Le Groupe pour une Suisse sans armée (GSsA) se réjouit béatement du rejet de l’achat des nouveaux avions de combat et continue de prétendre que ces appareils allaient coûter 10 milliards de francs au lieu des 3 milliards budgétés. Ces individus peu scrupuleux estiment que le domaine civil avec son nombre croissant de fonctionnaires aurait un besoin urgent de 10 milliards de francs. Evidement que notre défense nationale en ferait les frais, car l’armée et la droite militariste n’ont plus le dernier mot en matière de politique de sécurité. Or, sur quarante ans, ce nouvel appareil de combat n'aurait coûté que 6 milliards, soit le 15% des 120 milliards déboursés pour l'aide au développement dans la même période.

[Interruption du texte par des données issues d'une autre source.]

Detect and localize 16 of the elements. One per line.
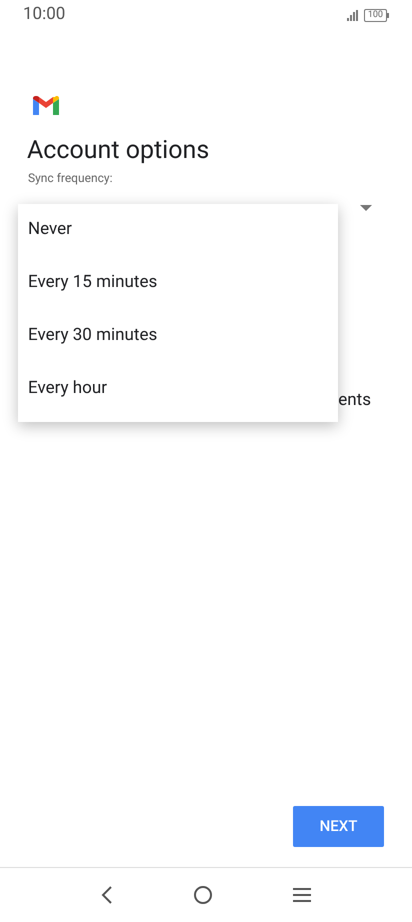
menu-option[interactable]: Never xyxy=(18,202,338,257)
next-button[interactable]: NEXT xyxy=(293,806,384,847)
menu-option[interactable]: Every hour xyxy=(18,361,338,416)
battery-icon: 100 xyxy=(364,8,389,22)
menu-icon[interactable] xyxy=(293,888,311,902)
menu-option[interactable]: Every 30 minutes xyxy=(18,308,338,363)
mail-logo-icon xyxy=(33,96,59,115)
dropdown-arrow-icon[interactable] xyxy=(360,205,372,211)
status-time: 10:00 xyxy=(23,3,66,26)
menu-option[interactable]: Every 15 minutes xyxy=(18,255,338,310)
home-icon[interactable] xyxy=(193,885,213,905)
option-text: ents xyxy=(338,389,371,411)
signal-icon xyxy=(346,10,359,20)
field-label: Sync frequency: xyxy=(28,170,114,187)
back-icon[interactable] xyxy=(101,886,113,904)
page-title: Account options xyxy=(27,135,210,167)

Les événements qui se déroulent actuellement ä l'Est de l'Europe, au Proche Orient et au Sud sont généralement perçus avec un optimisme béat. De plus des maladresses, parfois au plus haut niveau, ont largement contribué à renverser les rôles: les vainqueurs sont devenus les vaincus, donnant ainsi un nouvel élan aux opposants. II est vain d'espérer que ces milieux renoncent à leurs prétentions. Preuve en est la virulence de la campagne du GSsA contre l'acquisition du Char Leopard, du F/A-18 Hornet C/D ou du JAS-39 Gripen E.

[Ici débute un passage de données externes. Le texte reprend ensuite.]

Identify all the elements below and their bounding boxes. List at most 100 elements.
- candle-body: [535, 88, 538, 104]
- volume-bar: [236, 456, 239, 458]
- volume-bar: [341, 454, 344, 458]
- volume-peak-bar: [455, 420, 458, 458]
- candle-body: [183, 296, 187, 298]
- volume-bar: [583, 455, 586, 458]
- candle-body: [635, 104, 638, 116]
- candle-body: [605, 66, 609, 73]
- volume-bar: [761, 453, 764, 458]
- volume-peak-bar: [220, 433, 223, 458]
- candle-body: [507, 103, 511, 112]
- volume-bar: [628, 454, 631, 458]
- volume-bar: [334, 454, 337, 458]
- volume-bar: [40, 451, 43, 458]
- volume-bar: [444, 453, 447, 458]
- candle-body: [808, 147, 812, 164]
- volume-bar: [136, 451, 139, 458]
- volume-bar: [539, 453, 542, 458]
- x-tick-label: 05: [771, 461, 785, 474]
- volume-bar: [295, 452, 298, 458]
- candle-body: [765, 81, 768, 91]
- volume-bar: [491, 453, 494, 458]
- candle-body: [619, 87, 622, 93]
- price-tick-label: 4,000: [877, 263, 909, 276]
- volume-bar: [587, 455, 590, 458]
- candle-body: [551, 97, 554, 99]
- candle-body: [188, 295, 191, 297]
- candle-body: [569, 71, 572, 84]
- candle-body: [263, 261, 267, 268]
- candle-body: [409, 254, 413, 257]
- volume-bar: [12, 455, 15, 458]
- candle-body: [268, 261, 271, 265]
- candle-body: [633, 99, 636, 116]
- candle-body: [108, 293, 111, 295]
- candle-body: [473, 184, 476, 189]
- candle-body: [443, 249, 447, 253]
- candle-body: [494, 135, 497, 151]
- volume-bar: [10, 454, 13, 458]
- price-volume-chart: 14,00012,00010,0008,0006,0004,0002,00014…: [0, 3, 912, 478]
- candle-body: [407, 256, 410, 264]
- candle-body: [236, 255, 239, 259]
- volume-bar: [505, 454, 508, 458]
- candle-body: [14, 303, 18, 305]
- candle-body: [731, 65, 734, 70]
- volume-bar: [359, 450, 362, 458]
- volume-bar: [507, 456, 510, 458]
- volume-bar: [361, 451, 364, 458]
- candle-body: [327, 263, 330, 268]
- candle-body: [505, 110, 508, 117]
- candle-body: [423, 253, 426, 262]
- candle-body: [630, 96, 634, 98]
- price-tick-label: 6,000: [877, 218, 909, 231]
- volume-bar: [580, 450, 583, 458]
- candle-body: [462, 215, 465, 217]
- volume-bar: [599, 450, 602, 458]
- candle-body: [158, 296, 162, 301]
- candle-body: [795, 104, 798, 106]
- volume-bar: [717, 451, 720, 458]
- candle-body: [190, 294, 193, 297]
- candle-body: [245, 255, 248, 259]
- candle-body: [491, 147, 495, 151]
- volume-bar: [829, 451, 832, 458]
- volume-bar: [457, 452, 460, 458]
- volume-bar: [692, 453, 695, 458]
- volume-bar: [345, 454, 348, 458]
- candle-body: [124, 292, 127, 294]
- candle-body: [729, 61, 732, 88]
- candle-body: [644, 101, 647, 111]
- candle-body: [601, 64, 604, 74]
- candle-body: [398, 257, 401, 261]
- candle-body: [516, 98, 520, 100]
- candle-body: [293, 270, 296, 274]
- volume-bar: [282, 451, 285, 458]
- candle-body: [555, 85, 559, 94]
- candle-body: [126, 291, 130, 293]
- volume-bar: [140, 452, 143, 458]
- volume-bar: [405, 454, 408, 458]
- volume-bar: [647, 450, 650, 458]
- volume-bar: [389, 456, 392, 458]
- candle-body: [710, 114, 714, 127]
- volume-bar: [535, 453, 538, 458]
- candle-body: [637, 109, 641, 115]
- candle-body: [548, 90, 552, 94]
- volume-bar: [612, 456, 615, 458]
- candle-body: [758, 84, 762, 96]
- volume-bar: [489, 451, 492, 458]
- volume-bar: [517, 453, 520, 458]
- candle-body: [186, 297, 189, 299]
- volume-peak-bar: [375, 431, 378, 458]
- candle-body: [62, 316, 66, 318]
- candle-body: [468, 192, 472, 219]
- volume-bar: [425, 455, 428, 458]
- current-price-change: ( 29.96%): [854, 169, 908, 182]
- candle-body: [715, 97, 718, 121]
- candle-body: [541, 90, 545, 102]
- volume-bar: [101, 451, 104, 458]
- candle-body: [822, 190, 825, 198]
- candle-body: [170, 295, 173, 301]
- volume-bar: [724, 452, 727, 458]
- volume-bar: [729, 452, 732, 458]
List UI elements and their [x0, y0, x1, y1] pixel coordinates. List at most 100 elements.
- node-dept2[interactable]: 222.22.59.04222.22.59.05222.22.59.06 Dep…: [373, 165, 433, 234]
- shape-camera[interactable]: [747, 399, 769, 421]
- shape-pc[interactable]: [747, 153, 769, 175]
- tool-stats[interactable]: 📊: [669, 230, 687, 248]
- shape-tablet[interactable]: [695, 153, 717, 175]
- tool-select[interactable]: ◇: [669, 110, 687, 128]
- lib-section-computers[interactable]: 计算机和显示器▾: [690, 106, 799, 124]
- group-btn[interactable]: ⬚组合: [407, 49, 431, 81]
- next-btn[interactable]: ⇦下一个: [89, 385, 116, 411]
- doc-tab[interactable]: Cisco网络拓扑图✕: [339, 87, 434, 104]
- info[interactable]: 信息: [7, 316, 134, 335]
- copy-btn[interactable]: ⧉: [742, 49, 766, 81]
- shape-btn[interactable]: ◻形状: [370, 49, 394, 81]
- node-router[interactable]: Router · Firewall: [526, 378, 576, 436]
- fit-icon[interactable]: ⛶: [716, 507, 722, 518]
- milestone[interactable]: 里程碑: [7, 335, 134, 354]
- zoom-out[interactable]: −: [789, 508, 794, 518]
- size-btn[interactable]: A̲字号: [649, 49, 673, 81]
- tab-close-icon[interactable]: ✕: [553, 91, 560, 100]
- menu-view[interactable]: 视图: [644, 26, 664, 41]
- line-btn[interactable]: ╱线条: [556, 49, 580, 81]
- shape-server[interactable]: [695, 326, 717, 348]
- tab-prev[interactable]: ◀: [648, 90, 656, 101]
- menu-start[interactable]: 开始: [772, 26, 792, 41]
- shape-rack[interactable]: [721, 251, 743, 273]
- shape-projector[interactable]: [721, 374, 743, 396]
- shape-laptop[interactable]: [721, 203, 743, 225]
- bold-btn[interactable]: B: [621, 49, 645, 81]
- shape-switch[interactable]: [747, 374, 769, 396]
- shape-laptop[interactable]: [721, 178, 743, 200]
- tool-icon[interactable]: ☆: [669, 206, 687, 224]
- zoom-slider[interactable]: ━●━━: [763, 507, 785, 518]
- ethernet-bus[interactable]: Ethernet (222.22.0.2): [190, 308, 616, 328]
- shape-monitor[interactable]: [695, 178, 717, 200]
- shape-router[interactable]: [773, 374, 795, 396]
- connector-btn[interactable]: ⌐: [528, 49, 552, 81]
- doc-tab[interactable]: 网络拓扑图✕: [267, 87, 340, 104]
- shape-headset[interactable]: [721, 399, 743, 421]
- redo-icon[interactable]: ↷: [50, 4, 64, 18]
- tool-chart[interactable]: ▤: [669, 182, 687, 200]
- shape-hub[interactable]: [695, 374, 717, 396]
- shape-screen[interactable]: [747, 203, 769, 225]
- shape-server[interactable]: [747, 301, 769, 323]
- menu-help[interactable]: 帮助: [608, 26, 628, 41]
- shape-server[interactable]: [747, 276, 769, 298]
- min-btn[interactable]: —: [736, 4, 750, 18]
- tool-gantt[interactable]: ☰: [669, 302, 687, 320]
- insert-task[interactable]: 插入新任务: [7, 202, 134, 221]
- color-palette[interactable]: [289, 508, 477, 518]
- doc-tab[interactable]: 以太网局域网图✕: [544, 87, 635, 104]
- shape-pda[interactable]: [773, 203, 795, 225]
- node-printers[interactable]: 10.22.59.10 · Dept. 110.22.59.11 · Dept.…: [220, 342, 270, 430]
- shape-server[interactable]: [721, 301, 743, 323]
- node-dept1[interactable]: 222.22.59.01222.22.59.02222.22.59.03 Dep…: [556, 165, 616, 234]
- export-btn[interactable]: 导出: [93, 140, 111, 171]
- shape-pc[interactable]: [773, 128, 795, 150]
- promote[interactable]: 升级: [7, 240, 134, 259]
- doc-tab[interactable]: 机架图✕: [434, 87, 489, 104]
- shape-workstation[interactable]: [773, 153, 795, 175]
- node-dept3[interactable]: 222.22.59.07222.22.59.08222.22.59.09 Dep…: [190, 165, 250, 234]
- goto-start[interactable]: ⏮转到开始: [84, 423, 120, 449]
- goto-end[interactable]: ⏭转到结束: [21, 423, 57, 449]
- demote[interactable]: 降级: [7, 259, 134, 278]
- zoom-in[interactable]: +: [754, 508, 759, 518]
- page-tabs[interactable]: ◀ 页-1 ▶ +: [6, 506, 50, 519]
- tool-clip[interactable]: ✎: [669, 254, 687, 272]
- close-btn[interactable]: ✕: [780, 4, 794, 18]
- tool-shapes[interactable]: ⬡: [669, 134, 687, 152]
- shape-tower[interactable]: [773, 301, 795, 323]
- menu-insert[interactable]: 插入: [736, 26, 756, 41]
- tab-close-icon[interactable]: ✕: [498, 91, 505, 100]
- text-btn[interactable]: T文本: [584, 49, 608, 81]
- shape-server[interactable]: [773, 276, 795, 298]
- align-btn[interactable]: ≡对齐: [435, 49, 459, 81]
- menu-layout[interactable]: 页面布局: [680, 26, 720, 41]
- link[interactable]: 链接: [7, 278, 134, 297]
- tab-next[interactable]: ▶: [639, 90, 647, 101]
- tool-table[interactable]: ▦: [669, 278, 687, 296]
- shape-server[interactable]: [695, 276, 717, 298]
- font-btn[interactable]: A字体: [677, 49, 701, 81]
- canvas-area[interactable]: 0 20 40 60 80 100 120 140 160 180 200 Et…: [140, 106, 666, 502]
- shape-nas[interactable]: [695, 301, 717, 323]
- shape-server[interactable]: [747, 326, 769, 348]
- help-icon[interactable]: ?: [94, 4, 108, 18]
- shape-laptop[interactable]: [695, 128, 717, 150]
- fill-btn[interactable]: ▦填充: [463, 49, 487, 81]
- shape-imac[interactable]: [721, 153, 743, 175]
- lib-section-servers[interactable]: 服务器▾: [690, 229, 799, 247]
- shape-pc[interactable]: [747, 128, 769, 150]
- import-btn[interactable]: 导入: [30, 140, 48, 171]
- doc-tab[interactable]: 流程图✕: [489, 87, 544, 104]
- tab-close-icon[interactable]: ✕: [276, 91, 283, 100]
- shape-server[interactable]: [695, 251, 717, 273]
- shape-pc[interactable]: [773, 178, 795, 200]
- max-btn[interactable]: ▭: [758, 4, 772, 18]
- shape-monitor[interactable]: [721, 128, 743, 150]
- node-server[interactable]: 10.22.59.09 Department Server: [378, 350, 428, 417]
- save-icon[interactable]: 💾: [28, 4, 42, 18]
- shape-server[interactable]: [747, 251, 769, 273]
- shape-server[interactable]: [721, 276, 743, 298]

Les étrangers de Suisse utilisent notre démocratie libérale pour s'emparer de postes important et opèrent un travail de sape insidieux dans les médias. Le dénigrement national porte lentement ses fruits et même nos sportifs engagés aux jeux olympiques ont été victimes de cette critique malintentionnée. Ces attaques sournoises et récurrentes contre notre fédéralisme, notre plurilinguisme, notre démocratie, notre neutralité ou notre secret bancaire ont fait des dégâts difficilement mesurables au sein de la population. La majorité silencieuse est manipulée par les médias et dire la vérité ou son avis devient une attaque intolérable.Bien que les buts demeurent inchangés, les méthodes des opposants à un suisse indépendante et neutre ont évolué et le sondage est employé comme moyen de désinformation. Parmi ces moyens, le sondage d'opinion apparait comme l'un des plus pernicieux. Employé dans une période où la tendance est à se poser d'innombrables questions, pas toujours justifiées, il apporte des réponses faciles qui ont la vertu d'être prétendument celles du plus grand nombre et qui trouvent ainsi une légitimité. Dans ces manipulations de l'opinion, des chiffres faussés prêtent à des interprétations tendancieuses. Rien ne permet de juger de l'honnêteté scientifique de tels résultats, surtout lorsque le but du commanditaire est évident.
Les sondages pseudo-scientifiques établis par des organismes sous influence et réalisé sur un échantillon restreint renforcent toujours la tendance majoritaire. Les médias instillent la croyance populaire d'un fosse entre Suisses alémaniques et Suisses romands, entre Suisses riches et Suisse pauvres et entre Suisses jeunes et Suisses âgés.